A atualização esclarece quem deve ser rastreado, como interpretar os resultados e como articular a rede de atenção — desde a coleta até o encaminhamento para colposcopia e tratamento. A seguir, explicamos o que muda na prática para pacientes e serviços de saúde. O principal ponto desta transição é a substituição gradual da citologia (Papanicolau) pelo teste molecular de DNA-HPV como método de rastreamento no SUS. Enquanto o Papanicolau identifica alterações celulares que já ocorreram, o teste de DNA-HPV detecta a presença do vírus oncogênico, permitindo identificar a infecção antes do desenvolvimento de lesões precursoras. Segundo especialistas da Fundação do Câncer, o teste molecular é automatizado, reduz a subjetividade e tem alta sensibilidade: um resultado negativo assegura, em torno de 99% dos casos, baixa probabilidade de desenvolvimento de lesão precursora nos próximos cinco anos. Por isso, o intervalo recomendado de rastreamento aumenta para cinco anos entre mulheres com teste negativo. A mudança visa aumentar a efetividade das estratégias preventivas e reduzir falsos negativos e positivos associados à citologia.

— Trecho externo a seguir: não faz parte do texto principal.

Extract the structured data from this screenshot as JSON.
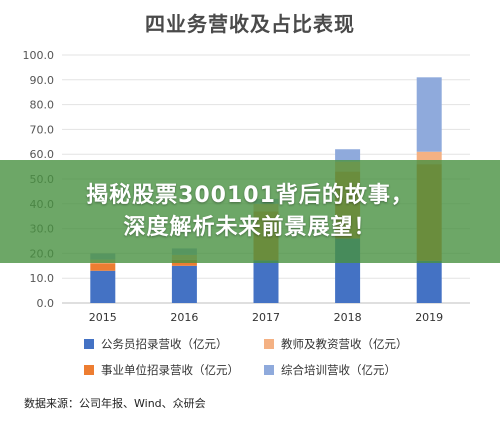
{
  "chart_data": {
    "type": "bar",
    "stacked": true,
    "title": "四业务营收及占比表现",
    "categories": [
      "2015",
      "2016",
      "2017",
      "2018",
      "2019"
    ],
    "series": [
      {
        "name": "公务员招录营收（亿元）",
        "color": "#4472C4",
        "values": [
          13.0,
          15.0,
          17.2,
          26.0,
          17.0
        ]
      },
      {
        "name": "事业单位招录营收（亿元）",
        "color": "#ED7D31",
        "values": [
          3.0,
          2.4,
          19.8,
          27.0,
          39.0
        ]
      },
      {
        "name": "教师及教资营收（亿元）",
        "color": "#F4B183",
        "values": [
          1.5,
          2.0,
          3.0,
          4.0,
          5.0
        ]
      },
      {
        "name": "综合培训营收（亿元）",
        "color": "#8FAADC",
        "values": [
          2.5,
          2.6,
          2.0,
          5.0,
          30.0
        ]
      }
    ],
    "ylim": [
      0,
      100
    ],
    "yticks": [
      "0.0",
      "10.0",
      "20.0",
      "30.0",
      "40.0",
      "50.0",
      "60.0",
      "70.0",
      "80.0",
      "90.0",
      "100.0"
    ],
    "grid": true,
    "legend_position": "bottom"
  },
  "source_text": "数据来源：公司年报、Wind、众研会",
  "banner": {
    "line1": "揭秘股票300101背后的故事，",
    "line2": "深度解析未来前景展望！"
  }
}
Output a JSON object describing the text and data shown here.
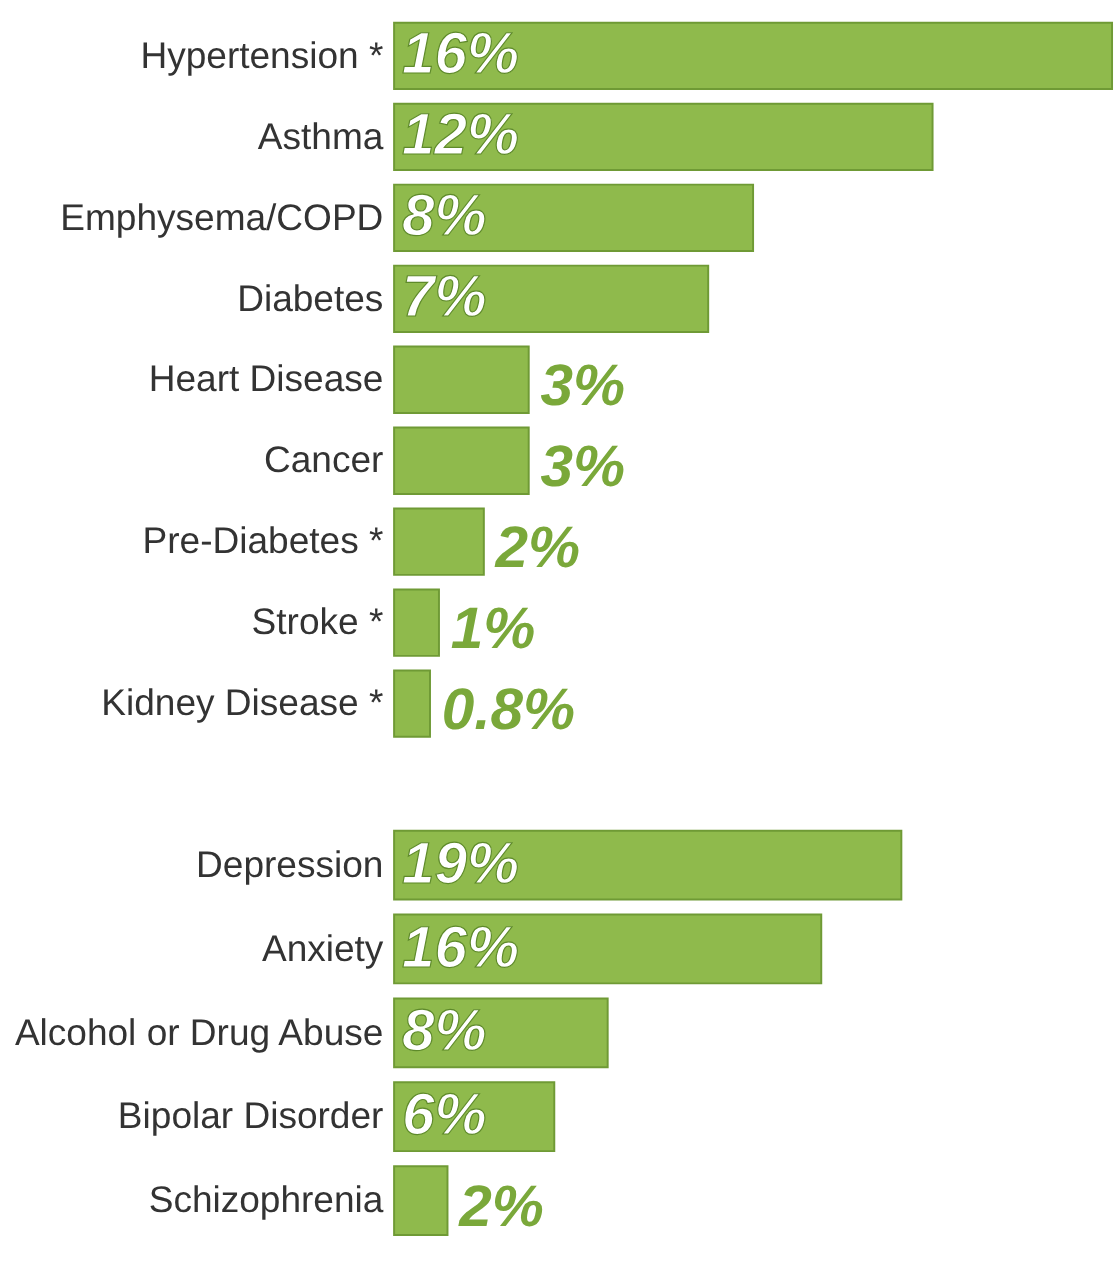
{
  "chart_data": [
    {
      "type": "bar",
      "orientation": "horizontal",
      "categories": [
        "Hypertension *",
        "Asthma",
        "Emphysema/COPD",
        "Diabetes",
        "Heart Disease",
        "Cancer",
        "Pre-Diabetes *",
        "Stroke *",
        "Kidney Disease *"
      ],
      "values": [
        16,
        12,
        8,
        7,
        3,
        3,
        2,
        1,
        0.8
      ],
      "value_labels": [
        "16%",
        "12%",
        "8%",
        "7%",
        "3%",
        "3%",
        "2%",
        "1%",
        "0.8%"
      ],
      "color": "#8fba4c",
      "tick_labels": "y"
    },
    {
      "type": "bar",
      "orientation": "horizontal",
      "categories": [
        "Depression",
        "Anxiety",
        "Alcohol or Drug Abuse",
        "Bipolar Disorder",
        "Schizophrenia"
      ],
      "values": [
        19,
        16,
        8,
        6,
        2
      ],
      "value_labels": [
        "19%",
        "16%",
        "8%",
        "6%",
        "2%"
      ],
      "color": "#8fba4c",
      "tick_labels": "y"
    }
  ]
}
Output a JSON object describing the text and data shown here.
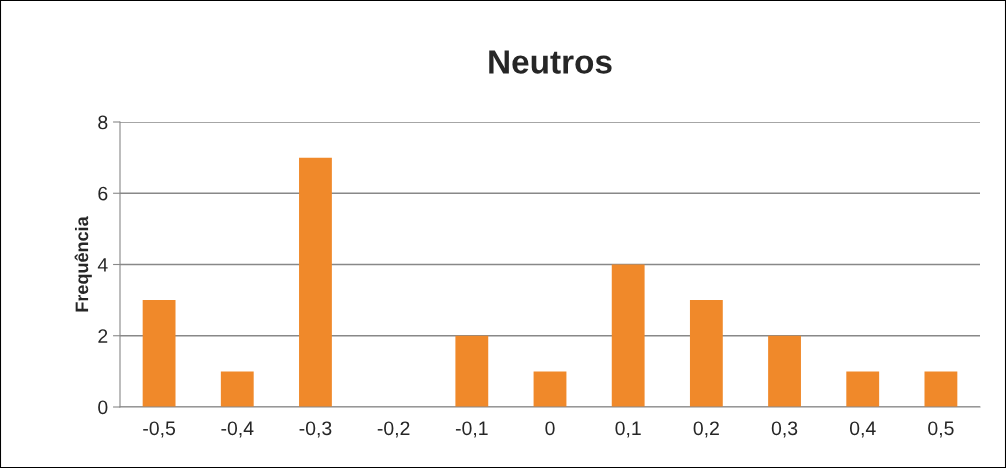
{
  "chart_data": {
    "type": "bar",
    "title": "Neutros",
    "ylabel": "Frequência",
    "categories": [
      "-0,5",
      "-0,4",
      "-0,3",
      "-0,2",
      "-0,1",
      "0",
      "0,1",
      "0,2",
      "0,3",
      "0,4",
      "0,5"
    ],
    "values": [
      3,
      1,
      7,
      0,
      2,
      1,
      4,
      3,
      2,
      1,
      1
    ],
    "color": "#f0892a",
    "ylim": [
      0,
      8
    ],
    "yticks": [
      0,
      2,
      4,
      6,
      8
    ],
    "grid": "y",
    "legend": false
  }
}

Público‑alvo, periodicidade e encaminhamentos

No Brasil, o público‑alvo mantido para o rastreamento com DNA-HPV compreende mulheres de 25 a 64 anos. Diferente de alguns países que iniciam aos 30 anos, a decisão brasileira considerou a necessidade de evitar a coexistência de dois métodos na mesma unidade e a organização do fluxo de atendimento. A periodicidade também muda: com citologia, após dois resultados negativos anuais, a repetição ocorria a cada três anos; com o teste molecular, o intervalo pode ser ampliado para cinco anos diante de resultado negativo. Para resultados positivos, a conduta é estratificada: detecção dos tipos HPV 16 e 18 — responsáveis por cerca de 70% dos casos — leva ao encaminhamento imediato para colposcopia. Para outros tipos oncogênicos, a amostra é submetida a citologia reflexa no mesmo material coletado; se a citologia apresentar alterações, realiza‑se colposcopia; se normal, o acompanhamento é em um ano, por risco intermediário. Essas rotinas têm de ser implementadas de forma articulada na atenção básica e especializada para não romper a cadeia de prevenção.


Vacinação, metas da OMS e desafios para o SUS

A estratégia brasileira integra três pilares: vacinação, rastreamento e tratamento oportuno, em linha com a meta global da OMS. A vacinação de meninas (e meninos) entre 9 e 14 anos no Brasil é medida-chave de prevenção primária — se não há infecção por HPV, não há câncer associado. A pandemia e movimentos antivacina reduziram coberturas, e o Programa Nacional de Imunizações realiza desde o fim do ano passado ações de resgate para adolescentes de 15 a 19 anos, com duração prevista até meio de 2026. A vacina quadrivalente disponível no SUS protege contra os tipos mais associados ao câncer de colo do útero; para maiores de 20 anos, a vacina não é rotina no SUS e depende de decisão individual com o profissional de saúde. Para cumprir as metas da OMS até 2030 — vacinar 90% das meninas até 15 anos, rastrear 70% com teste molecular e tratar 90% dos casos identificados — é necessário estruturar toda a rede de atenção: logística de insumos, capacitação, fluxo de referência e acesso ao tratamento. A implementação, iniciada em setembro do ano passado em municípios de 12 estados, segue de forma gradativa, com ampliação planejada para outros estados mediante apoio técnico do Ministério da Saúde.